Baunatal | Stadtverwaltung Der Verband hat seit 2019 zehn von 14 Renaturierungsmaßnahmen für einen Natur-Umwelt-und Hochwasser-Schutz an der Bauna umgesetzt.

Seit 2019 widmet sich der Verband für Abwasserbeseitigung und Hochwasserschutz Baunatal Schauenburg (VAH) mit der finanziellen Unterstützung des Hessischen Umweltministeriums in insgesamt 14 Einzelmaßnahmen der Renaturierung der Bauna in Baunatal und Schauenburg. Bisher wurden zehn abgeschlossen. Dabei wird an vielen Stellen der Bauna die Befestigung am Grund und an den Ufern der Bauna entfernt, Wehre und Sohlabstürze umgebaut und Ufer- und Auenflächen abgeflacht. Zurzeit werden drei Renaturierungsmaßnahmen an der Bauna am Kleingartenverein Altenbauna umgesetzt. Hierbei wird der Bach aufgeweitet und der Wasserwechselzonenbereich erweitert.
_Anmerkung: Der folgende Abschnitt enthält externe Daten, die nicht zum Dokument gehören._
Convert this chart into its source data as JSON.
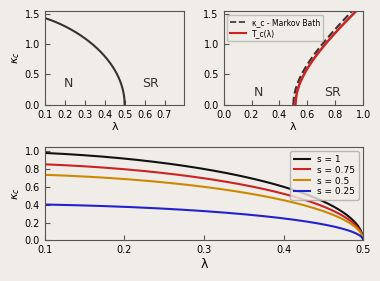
{
  "fig_width": 7.32,
  "fig_height": 5.4,
  "bg_color": "#f0ede8",
  "top_left": {
    "xlim": [
      0.1,
      0.8
    ],
    "ylim": [
      0.0,
      1.55
    ],
    "xticks": [
      0.1,
      0.2,
      0.3,
      0.4,
      0.5,
      0.6,
      0.7
    ],
    "yticks": [
      0.0,
      0.5,
      1.0,
      1.5
    ],
    "xlabel": "λ",
    "ylabel": "κ_c",
    "label_N": [
      0.22,
      0.35
    ],
    "label_SR": [
      0.63,
      0.35
    ],
    "curve_color": "#333333",
    "lw": 1.5
  },
  "top_right": {
    "xlim": [
      0.0,
      1.0
    ],
    "ylim": [
      0.0,
      1.55
    ],
    "xticks": [
      0.0,
      0.2,
      0.4,
      0.6,
      0.8,
      1.0
    ],
    "yticks": [
      0.0,
      0.5,
      1.0,
      1.5
    ],
    "xlabel": "λ",
    "ylabel": "",
    "label_N": [
      0.25,
      0.2
    ],
    "label_SR": [
      0.78,
      0.2
    ],
    "markov_color": "#333333",
    "tc_color": "#cc2222",
    "legend_markov": "κ_c - Markov Bath",
    "legend_tc": "T_c(λ)",
    "lw": 1.5
  },
  "bottom": {
    "xlim": [
      0.1,
      0.5
    ],
    "ylim": [
      0.0,
      1.05
    ],
    "xticks": [
      0.1,
      0.2,
      0.3,
      0.4,
      0.5
    ],
    "yticks": [
      0.0,
      0.2,
      0.4,
      0.6,
      0.8,
      1.0
    ],
    "xlabel": "λ",
    "ylabel": "κ_c",
    "series": [
      {
        "s": 1.0,
        "color": "#111111",
        "label": "s = 1"
      },
      {
        "s": 0.75,
        "color": "#cc2222",
        "label": "s = 0.75"
      },
      {
        "s": 0.5,
        "color": "#cc8800",
        "label": "s = 0.5"
      },
      {
        "s": 0.25,
        "color": "#2222cc",
        "label": "s = 0.25"
      }
    ],
    "lw": 1.5
  }
}
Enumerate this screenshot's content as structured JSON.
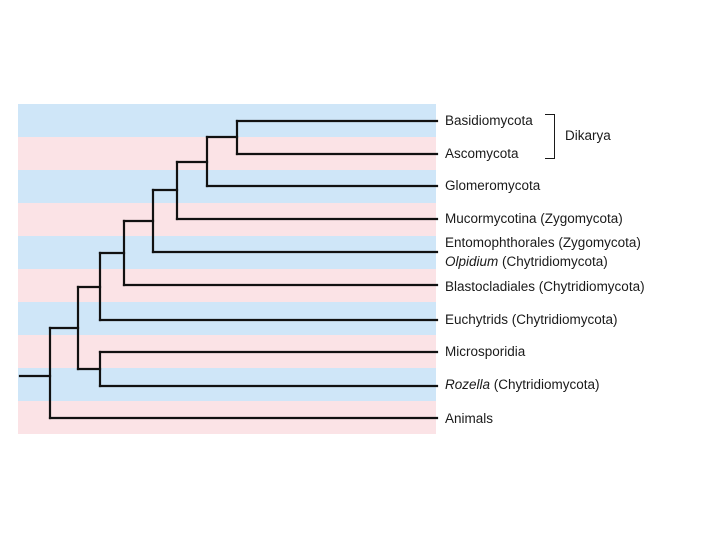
{
  "colors": {
    "band_blue": "#cfe6f8",
    "band_pink": "#fbe3e6",
    "line": "#111111"
  },
  "bands": [
    "blue",
    "pink",
    "blue",
    "pink",
    "blue",
    "pink",
    "blue",
    "pink",
    "blue",
    "pink"
  ],
  "taxa": [
    {
      "name": "Basidiomycota",
      "italic": "",
      "rest": "Basidiomycota"
    },
    {
      "name": "Ascomycota",
      "italic": "",
      "rest": "Ascomycota"
    },
    {
      "name": "Glomeromycota",
      "italic": "",
      "rest": "Glomeromycota"
    },
    {
      "name": "Mucormycotina (Zygomycota)",
      "italic": "",
      "rest": "Mucormycotina (Zygomycota)"
    },
    {
      "name": "Entomophthorales (Zygomycota)",
      "italic": "",
      "rest": "Entomophthorales (Zygomycota)"
    },
    {
      "name": "Olpidium (Chytridiomycota)",
      "italic": "Olpidium",
      "rest": " (Chytridiomycota)"
    },
    {
      "name": "Blastocladiales (Chytridiomycota)",
      "italic": "",
      "rest": "Blastocladiales (Chytridiomycota)"
    },
    {
      "name": "Euchytrids (Chytridiomycota)",
      "italic": "",
      "rest": "Euchytrids (Chytridiomycota)"
    },
    {
      "name": "Microsporidia",
      "italic": "",
      "rest": "Microsporidia"
    },
    {
      "name": "Rozella (Chytridiomycota)",
      "italic": "Rozella",
      "rest": " (Chytridiomycota)"
    },
    {
      "name": "Animals",
      "italic": "",
      "rest": "Animals"
    }
  ],
  "group": {
    "label": "Dikarya"
  }
}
Unter den Brücken werden Holzbuhnen hergestellt, was den Fischen hilft wieder aufwärts zu schwimmen. Dabei wird die Fließgeschwindigkeit verringert und die Wasserhöhe bei trockener Witterung erhöht.

Renaturierung ist Hochwasser – und Umweltschutz

Bei der Renaturierung wird nicht nur der Hochwasserschutz in Baunatal, sondern insbesondere durch die Wiederherstellung des natürlichen Lebensraumes die Gewässerökologie verbessert. Nach Abschluss der Maßnahmen soll die Bauna wieder zu einem natürlichen Lebensraum für fließgewässertypische Tiere und Pflanzen werden und sich diese auch wieder ansiedeln. So sollen sich monotone Landschaften, die in der Vergangenheit durch menschliche Eingriffe vielerorts geschaffen wurden, in lebendige Biotope zurückverwandeln.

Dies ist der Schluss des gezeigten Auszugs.